Скай среди них была константой, неизменяемой величиной, ей не нужна была трудная дорога к личному преображению, полет, свобода, небо — это всегда было в ней, всегда горело в ее душе, как огонь, помогая и спасая в трудных ситуациях. Хару еще проходила свой путь. Она до сих пор, с опаской и почти наощупь двигаясь в темноте, отыскивала нужные повороты — да, оступаясь, да, сбиваясь с пути. Они помнили ее с прошлого года не совсем такой, какой она стояла перед ними сейчас. Спокойствие... да, чуть больше спокойствия появилось в чертах ее доброго лица, - не равнодушия, как прежде, а тихой и мирной гармонии с сердцем. Совершенствуя себя, она всегда становилась спокойнее, увереннее, крепче... и, конечно, светлее. Новый, более глубокий свет шел изнутри Хару, отражаясь в ее темных глазах.
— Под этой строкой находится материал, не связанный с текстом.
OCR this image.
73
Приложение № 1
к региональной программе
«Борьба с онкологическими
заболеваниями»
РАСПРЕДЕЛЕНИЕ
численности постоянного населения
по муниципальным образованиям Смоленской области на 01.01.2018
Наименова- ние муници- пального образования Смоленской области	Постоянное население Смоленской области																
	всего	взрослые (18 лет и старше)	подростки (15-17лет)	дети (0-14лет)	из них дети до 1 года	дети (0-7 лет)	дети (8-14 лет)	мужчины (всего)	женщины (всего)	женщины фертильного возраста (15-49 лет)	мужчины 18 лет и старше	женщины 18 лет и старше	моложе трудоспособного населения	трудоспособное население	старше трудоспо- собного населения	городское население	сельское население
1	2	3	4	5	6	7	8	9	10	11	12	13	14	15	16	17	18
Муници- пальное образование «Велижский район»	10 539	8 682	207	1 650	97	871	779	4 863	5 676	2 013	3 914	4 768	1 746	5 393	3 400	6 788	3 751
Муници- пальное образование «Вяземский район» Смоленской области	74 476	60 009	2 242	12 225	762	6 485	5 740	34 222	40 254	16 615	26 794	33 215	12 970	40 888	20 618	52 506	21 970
Эта девушка была не похожа ни на Линка с его королевским величием и чем-то от эльфа в чертах, ни на Скай с ее нахальными манерами мальчишки. Волосы каштанового цвета опускались ей на плечи, завиваясь в тугие и крупные кольца, а длинное платье не кричало яркостью своих красок, почти сливаясь с темнотой, - бледно-зеленое, спокойное, как и она сама. Ножны с клинком на поясе казались скорее деталью костюма, чем серьезным оружием, но кому, как не Линку и Скай, было знать, что Хару лишь создает впечатление слабой и хрупкой девушки. Эта хрупкая и слабая девушка, стоило ей поднять голову, бесконечно удивляла глубокой силой в темном цвете своих глаз.
Хару не была слишком разговорчива и ничего не сказала Линку и Скай. Но, конечно, ее руки ответили на объятия и долго еще не отпускали друзей — в темноте и тишине ясный, ровный свет вливался в ее сердце, давая чувства, которых она никогда не испытывала, никогда и нигде, только лишь находясь рядом с самыми близкими своими людьми.
Наконец все трое опустились на землю у костра и, не глядя друг на друга, не сговариваясь, соединили руки в одну общую цепь. Они всегда делали так, собравшись вместе, - до того, как наступит время разговоров и улыбок, смеха и легкого сумасшествия. Сейчас было мгновение — а мгновения здесь растягивались в долгую и полную жизни вечность, - когда они сидели в одном круге, наблюдая, как веселые искорки пляшут в костре, слушая, как во мраке ночи тихо шепчет огонь, что-то говорит своими тресками и вспышками. Они сидели, взявшись за руки, чувствуя рядом с собой и в себе присутствие друг друга. Присутствие, которого всегда надо было так долго, долго, долго ждать. Линк, Скай и Хару почти физически ощущали, как неотвратимый груз тревог и забот падает за их спинами и уходит, чтобы не давать о себе знать, пока они вместе. Никаких тревог и забот здесь не было. Они просто не существовали. Они, сдаваясь перед огнем костра и дружбы, уходили во мрак.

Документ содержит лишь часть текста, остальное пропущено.